Tuesday, May 28, 2019

Gamelan concert

It's been a slice of summer this weekend in Appleton. We had a three-day weekend for Memorial Day, and the first two days were so perfect that it felt like I had travelled to a different city several thousand miles away and was on vacation. There were blue skies, green grass, blossoms on the trees, and room-temperature air with very little wind. Oh, and no mosquitoes yet!
The surreally bright colors might have been because I started the day on Saturday with a migraine, and I always get visual effects from them, but maybe not, because everywhere I went, everyone remarked on how beautiful the day was.
We spent a fair bit of the afternoon outside, in the final rehearsal for the Community Gamelan group.  Gamelan is a Balinese percussion ensemble that is taught by repetition, no written music (although many of us have developed our own cryptic way of taking notes), and we're lucky to have a beautiful set of instruments and an instructor resident at Lawrence University.  Our Community group, the LU student group, and the childrens' Gamelan all had our concert on Monday afternoon, after rehearsing our pieces since last September.
Although it was our last rehearsal, our instructor pulled the instruments outside anyway, even though it was different and a bit disconcerting because the sounds and cues were different, because Gamelan is traditionally played outside in Bali, for festivals and important life events. When you play it inside you need to wear ear protection, that's how much it's made to be played outside. But it was lovely and green and peaceful, playing out on the lawn in front of the university house in which we normally rehearse. Everyone who passed by, on bike or on foot or in a car, was smiling.  The sound is a pretty joyful sound, and the instruments are lovely and gold, so it's no wonder, but it made an impression to see all those smiles without exception. Some people stopped to listen and watch.  Our pieces were pretty close, and we didn't stop and start very much, so it was close to a show.
The next day, my sister was helping my Mom plant some flowers in the border of my parents' new condo, which they moved to in July last year, so this is their first spring. I went up to see their progress, and Dad and I stood and surveyed their work. Then we sat out on their little porch underneath their new umbrella for their table, and then Mom had the great idea of going for a swim in their community pool, two houses down.

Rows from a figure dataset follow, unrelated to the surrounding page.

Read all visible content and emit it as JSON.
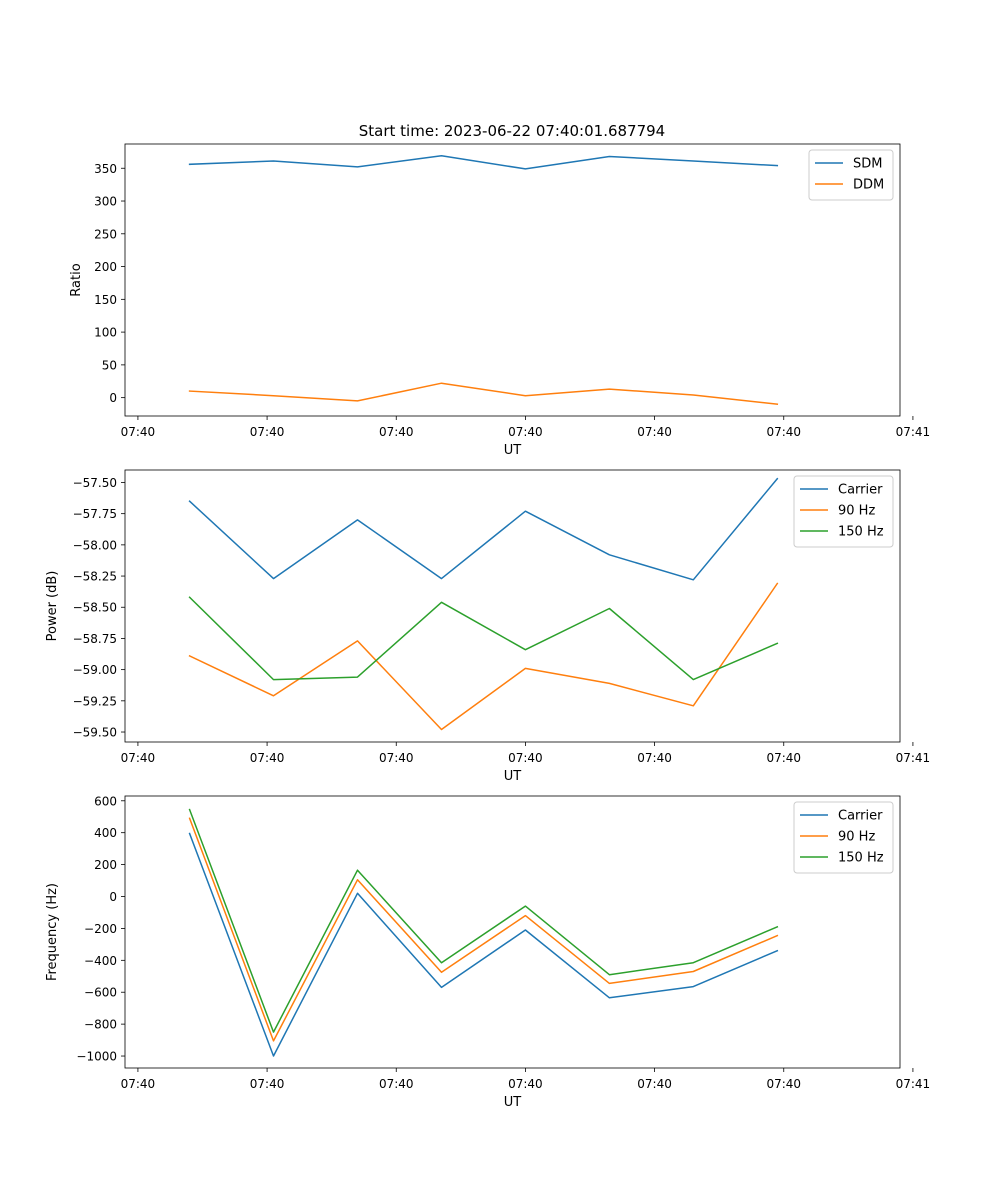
{
  "figure": {
    "title": "Start time: 2023-06-22 07:40:01.687794"
  },
  "colors": {
    "blue": "#1f77b4",
    "orange": "#ff7f0e",
    "green": "#2ca02c",
    "axes": "#000000",
    "legend_border": "#cccccc"
  },
  "chart_data": [
    {
      "type": "line",
      "title": "Start time: 2023-06-22 07:40:01.687794",
      "xlabel": "UT",
      "ylabel": "Ratio",
      "x": [
        0.5,
        1.15,
        1.8,
        2.45,
        3.1,
        3.75,
        4.4,
        5.05
      ],
      "xlim": [
        0,
        6
      ],
      "xtick_values": [
        0.1,
        1.1,
        2.1,
        3.1,
        4.1,
        5.1,
        6.1
      ],
      "xtick_labels": [
        "07:40",
        "07:40",
        "07:40",
        "07:40",
        "07:40",
        "07:40",
        "07:41"
      ],
      "ylim": [
        -28,
        387
      ],
      "yticks": [
        0,
        50,
        100,
        150,
        200,
        250,
        300,
        350
      ],
      "legend": "upper right",
      "grid": false,
      "series": [
        {
          "name": "SDM",
          "color": "#1f77b4",
          "values": [
            356,
            361,
            352,
            369,
            349,
            368,
            361,
            354
          ]
        },
        {
          "name": "DDM",
          "color": "#ff7f0e",
          "values": [
            10,
            3,
            -5,
            22,
            3,
            13,
            4,
            -10
          ]
        }
      ]
    },
    {
      "type": "line",
      "xlabel": "UT",
      "ylabel": "Power (dB)",
      "x": [
        0.5,
        1.15,
        1.8,
        2.45,
        3.1,
        3.75,
        4.4,
        5.05
      ],
      "xlim": [
        0,
        6
      ],
      "xtick_values": [
        0.1,
        1.1,
        2.1,
        3.1,
        4.1,
        5.1,
        6.1
      ],
      "xtick_labels": [
        "07:40",
        "07:40",
        "07:40",
        "07:40",
        "07:40",
        "07:40",
        "07:41"
      ],
      "ylim": [
        -59.58,
        -57.4
      ],
      "yticks": [
        -59.5,
        -59.25,
        -59.0,
        -58.75,
        -58.5,
        -58.25,
        -58.0,
        -57.75,
        -57.5
      ],
      "ytick_labels": [
        "−59.50",
        "−59.25",
        "−59.00",
        "−58.75",
        "−58.50",
        "−58.25",
        "−58.00",
        "−57.75",
        "−57.50"
      ],
      "legend": "upper right",
      "grid": false,
      "series": [
        {
          "name": "Carrier",
          "color": "#1f77b4",
          "values": [
            -57.65,
            -58.27,
            -57.8,
            -58.27,
            -57.73,
            -58.08,
            -58.28,
            -57.47
          ]
        },
        {
          "name": "90 Hz",
          "color": "#ff7f0e",
          "values": [
            -58.89,
            -59.21,
            -58.77,
            -59.48,
            -58.99,
            -59.11,
            -59.29,
            -58.31
          ]
        },
        {
          "name": "150 Hz",
          "color": "#2ca02c",
          "values": [
            -58.42,
            -59.08,
            -59.06,
            -58.46,
            -58.84,
            -58.51,
            -59.08,
            -58.79
          ]
        }
      ]
    },
    {
      "type": "line",
      "xlabel": "UT",
      "ylabel": "Frequency (Hz)",
      "x": [
        0.5,
        1.15,
        1.8,
        2.45,
        3.1,
        3.75,
        4.4,
        5.05
      ],
      "xlim": [
        0,
        6
      ],
      "xtick_values": [
        0.1,
        1.1,
        2.1,
        3.1,
        4.1,
        5.1,
        6.1
      ],
      "xtick_labels": [
        "07:40",
        "07:40",
        "07:40",
        "07:40",
        "07:40",
        "07:40",
        "07:41"
      ],
      "ylim": [
        -1075,
        630
      ],
      "yticks": [
        -1000,
        -800,
        -600,
        -400,
        -200,
        0,
        200,
        400,
        600
      ],
      "ytick_labels": [
        "−1000",
        "−800",
        "−600",
        "−400",
        "−200",
        "0",
        "200",
        "400",
        "600"
      ],
      "legend": "upper right",
      "grid": false,
      "series": [
        {
          "name": "Carrier",
          "color": "#1f77b4",
          "values": [
            395,
            -1000,
            20,
            -570,
            -210,
            -635,
            -565,
            -340
          ]
        },
        {
          "name": "90 Hz",
          "color": "#ff7f0e",
          "values": [
            490,
            -905,
            105,
            -475,
            -120,
            -545,
            -470,
            -245
          ]
        },
        {
          "name": "150 Hz",
          "color": "#2ca02c",
          "values": [
            545,
            -850,
            165,
            -415,
            -60,
            -490,
            -415,
            -190
          ]
        }
      ]
    }
  ]
}
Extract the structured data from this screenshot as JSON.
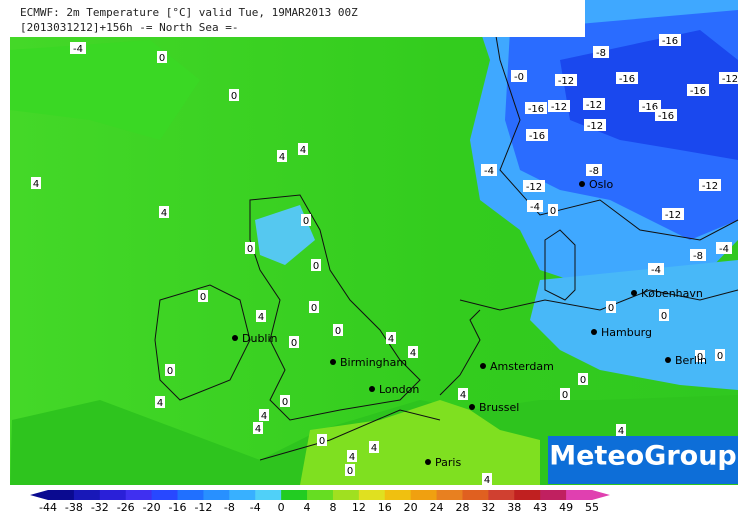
{
  "header": {
    "line1": "ECMWF: 2m Temperature [°C] valid Tue, 19MAR2013 00Z",
    "line2": "[2013031212]+156h  -= North Sea =-"
  },
  "cities": [
    "Dublin",
    "Birmingham",
    "London",
    "Amsterdam",
    "Brussel",
    "Paris",
    "Oslo",
    "København",
    "Hamburg",
    "Berlin"
  ],
  "contour_labels": [
    "-4",
    "0",
    "0",
    "4",
    "4",
    "4",
    "4",
    "0",
    "0",
    "0",
    "0",
    "4",
    "0",
    "0",
    "0",
    "4",
    "4",
    "0",
    "4",
    "0",
    "4",
    "4",
    "0",
    "4",
    "4",
    "0",
    "4",
    "4",
    "0",
    "0",
    "4",
    "0",
    "0",
    "0",
    "0",
    "-4",
    "-8",
    "-4",
    "-12",
    "-12",
    "-4",
    "0",
    "-4",
    "-8",
    "-12",
    "-16",
    "-16",
    "-12",
    "-12",
    "-12",
    "-12",
    "-16",
    "-16",
    "-16",
    "-16",
    "-16",
    "-8",
    "-0",
    "-12"
  ],
  "colorbar": {
    "ticks": [
      -44,
      -38,
      -32,
      -26,
      -20,
      -16,
      -12,
      -8,
      -4,
      0,
      4,
      8,
      12,
      16,
      20,
      24,
      28,
      32,
      38,
      43,
      49,
      55
    ],
    "colors": [
      "#0a0a90",
      "#1818b8",
      "#2a20d8",
      "#4030f0",
      "#2848ff",
      "#2070ff",
      "#2890ff",
      "#38b0ff",
      "#50d0f8",
      "#22cc22",
      "#66dd22",
      "#a0e020",
      "#e0e020",
      "#f0c010",
      "#f0a010",
      "#e88020",
      "#e06020",
      "#d04030",
      "#c02020",
      "#c02060",
      "#e040b0"
    ]
  },
  "logo": "MeteoGroup"
}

The three girls had the pool to ourselves.  We had white clouds in blue sky above us (which cleared to just blue by the end of our swim).  We had the clear, rippling water, slightly warmer than the outside temperature.  We felt the freedom of gliding up and down the pool, turning somersaults, holding the pool's side and kicking, dragging arms underwater, all these motions and feelings we hadn't felt in so long, during the long, iced-in winter.  All around the pool there were birds active doing bird business - a father Mallard duck perched at the very crest of a neighbor's garage roof, neck craned up with authority, surveying the scene. A busy chickadee darting in and out of a spot in the back of an evergreen, where we thought he might have some chicks.  Two sparrows getting busy with each other. A seagull, flown over from the dump but still lyrical and white in the sky.  It was the kind of day even a dump seagull looked beautiful and perfect.
From starting the weekend with a stress migraine, the end of the day Sunday was a full contrast. I felt fully relaxed, light in my body, bouyant with the water and sun. Pure bliss.  The next day, the day of the concert, the actual Memorial Day holiday, the temperature had dropped about 25 degrees and it poured rain all afternoon, so I felt bad for people who had that as their only day off, and for those paying respects to fallen loved ones in the spirit of the day, and for those who have family traditions like camping and cooking out. We were inside, performing the concert in a traditional proscenium theater, and barely noticed the weather, playing the music of a sunny outdoors place with a healthy glow still on our skin from the perfect weekend weather.